Con Lucio Fontana l’anno dopo realizzò una splendida tiratura di 50 esemplari, un volume composto da due sue poesie (Solo che amore ti colpisca e Dalle rive del Balaton, entrambe incluse nella raccolta “Dare e avere” del ’66) e quattro decoupage colorati in alluminio e cartone, firmati e numerati dall’artista. Videro la luce nella stamperia di Sergio Tosi, a Milano, con la collaborazione della legatoria Conti-Borbone che creò l’astuccio editoriale. Una delle copie è oggi conservata nelle collezioni del MoMA di New York.
Poesia e immagini in Quasimodo
Fu in ogni caso una poesia piena di immagini, quella di Quasimodo. Lo fu nel raccontare la ferocia della guerra, la minaccia atomica, l’alienazione moderna, le tragedie del presente e del passato; lo fu nell’attraversare le paure ancestrali dell’uomo, la sua forza spirituale, il suo legame con il mito, il mondo classico e la natura; e lo fu anche quando la cifra ermetica aveva significato contrarre la realtà in un lampo, in un fremito interiore, più vicino a un’astrazione lirica che non ad un racconto. Le parole di Quasimodo traboccano di affreschi di paesaggi, di pagine epiche, civili o metafisiche, di descrizioni e ricostruzioni; ma anche di visioni rischiarate da pura luce e da pennellate di colore, a voler riempire i versi di una specifica vibrazione tonale.
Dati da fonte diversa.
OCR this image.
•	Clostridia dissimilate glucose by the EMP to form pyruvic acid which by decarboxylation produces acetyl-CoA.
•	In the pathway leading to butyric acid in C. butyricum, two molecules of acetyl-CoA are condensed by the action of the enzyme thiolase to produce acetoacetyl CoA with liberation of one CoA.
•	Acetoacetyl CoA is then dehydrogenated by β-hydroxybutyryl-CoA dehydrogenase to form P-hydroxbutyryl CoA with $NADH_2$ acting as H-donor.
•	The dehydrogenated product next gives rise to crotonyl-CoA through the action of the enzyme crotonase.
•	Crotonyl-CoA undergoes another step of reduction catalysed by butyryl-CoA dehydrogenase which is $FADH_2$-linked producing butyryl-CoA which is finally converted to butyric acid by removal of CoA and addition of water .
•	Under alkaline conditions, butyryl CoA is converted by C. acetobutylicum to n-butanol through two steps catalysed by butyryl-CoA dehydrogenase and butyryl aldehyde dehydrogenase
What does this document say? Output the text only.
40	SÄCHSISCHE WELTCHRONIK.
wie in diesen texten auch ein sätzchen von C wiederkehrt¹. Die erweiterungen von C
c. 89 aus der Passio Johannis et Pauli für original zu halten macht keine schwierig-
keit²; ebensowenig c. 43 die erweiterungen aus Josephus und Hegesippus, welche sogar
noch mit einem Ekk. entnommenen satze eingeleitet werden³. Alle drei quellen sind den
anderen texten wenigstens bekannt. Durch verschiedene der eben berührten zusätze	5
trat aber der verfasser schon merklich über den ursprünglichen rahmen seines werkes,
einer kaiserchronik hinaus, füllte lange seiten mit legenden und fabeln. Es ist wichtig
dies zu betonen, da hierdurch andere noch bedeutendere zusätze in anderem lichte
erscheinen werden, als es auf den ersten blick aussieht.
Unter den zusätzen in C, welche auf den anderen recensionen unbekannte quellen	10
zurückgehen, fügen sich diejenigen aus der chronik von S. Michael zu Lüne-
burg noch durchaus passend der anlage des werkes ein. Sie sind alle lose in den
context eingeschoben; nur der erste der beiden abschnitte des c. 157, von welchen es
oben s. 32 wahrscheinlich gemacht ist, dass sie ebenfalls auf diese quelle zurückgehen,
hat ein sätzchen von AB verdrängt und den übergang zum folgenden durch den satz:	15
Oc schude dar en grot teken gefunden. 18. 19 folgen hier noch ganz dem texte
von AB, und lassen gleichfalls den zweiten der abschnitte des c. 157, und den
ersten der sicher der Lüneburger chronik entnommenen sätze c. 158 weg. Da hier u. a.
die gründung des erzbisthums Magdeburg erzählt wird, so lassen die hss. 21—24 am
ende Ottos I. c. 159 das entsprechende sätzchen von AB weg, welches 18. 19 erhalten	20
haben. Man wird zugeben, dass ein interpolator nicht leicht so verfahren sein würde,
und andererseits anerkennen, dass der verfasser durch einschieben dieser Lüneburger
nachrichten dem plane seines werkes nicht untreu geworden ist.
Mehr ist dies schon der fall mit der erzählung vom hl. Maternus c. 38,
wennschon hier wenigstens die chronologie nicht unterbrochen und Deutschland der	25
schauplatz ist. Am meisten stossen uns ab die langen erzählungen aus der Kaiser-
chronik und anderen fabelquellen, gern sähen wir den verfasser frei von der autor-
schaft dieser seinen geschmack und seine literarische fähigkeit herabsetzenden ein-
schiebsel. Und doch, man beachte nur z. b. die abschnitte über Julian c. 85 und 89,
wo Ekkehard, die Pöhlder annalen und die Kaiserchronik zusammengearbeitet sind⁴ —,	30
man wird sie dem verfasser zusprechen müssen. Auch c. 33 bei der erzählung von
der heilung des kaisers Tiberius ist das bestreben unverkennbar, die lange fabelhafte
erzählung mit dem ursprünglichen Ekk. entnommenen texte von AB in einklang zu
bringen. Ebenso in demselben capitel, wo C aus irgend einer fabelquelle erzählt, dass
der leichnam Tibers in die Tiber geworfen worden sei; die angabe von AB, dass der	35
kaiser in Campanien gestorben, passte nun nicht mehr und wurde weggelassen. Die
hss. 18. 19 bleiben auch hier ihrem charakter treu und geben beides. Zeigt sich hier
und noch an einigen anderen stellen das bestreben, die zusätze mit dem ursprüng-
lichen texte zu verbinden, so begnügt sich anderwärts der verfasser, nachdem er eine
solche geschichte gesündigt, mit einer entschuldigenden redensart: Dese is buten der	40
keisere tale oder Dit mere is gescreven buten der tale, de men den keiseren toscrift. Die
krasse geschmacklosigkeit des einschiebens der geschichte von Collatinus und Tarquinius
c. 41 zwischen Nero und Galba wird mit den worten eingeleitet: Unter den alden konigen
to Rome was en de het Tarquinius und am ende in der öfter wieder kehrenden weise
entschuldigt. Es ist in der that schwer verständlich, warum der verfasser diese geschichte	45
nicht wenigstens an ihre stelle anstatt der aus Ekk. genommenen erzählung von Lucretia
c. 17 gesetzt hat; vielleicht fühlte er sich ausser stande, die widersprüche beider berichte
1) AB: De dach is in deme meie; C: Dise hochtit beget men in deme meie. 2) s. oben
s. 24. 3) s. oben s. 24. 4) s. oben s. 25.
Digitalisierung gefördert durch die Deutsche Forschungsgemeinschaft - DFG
Se la poesia è sempre scrittura luminosa, e se quella luce è origine da cui sorge il segno, che sia visivo o verbale, egli mostrò certamente una capacità altissima di sentire il mondo in immagini. La sua intensa attività di critico d’arte ne è prova; e quella serie di acquerelli rinnegati, dimenticati, è in fondo testimonianza di una naturale attitudine al visivo, magicamente divenuto scrittura segnica nel breve esperimento d’astrazione. “Un esercizio del cuore e della volontà (questo per ogni arte) non può soggiacere all’istinto – aveva scritto anni prima in un testo per Birolli – né eludere le leggi che determinano la nascita di un qualche cosa che prima non esisteva: per questo non ho mai creduto alla grezza vocazione, al segno della mano profetica, di colori che girano intorno a una nuova terra scoperta sulla tela”.
E le 27 gouache? Una parentesi sfuggita alla luminosa razionalità del suo sguardo? Sì, ma non fu puro istinto. Non fu materia prima giunta dall’inconscio o da un’ispirazione febbrile. Fu una piccola prova di linguaggio, giocoleria di forme e di cromie, magari spunto per ulteriori meditazioni intorno al rapporto tra il dato di realtà e la sua miracolosa, sempre imprevedibile, trasposizione in poesia.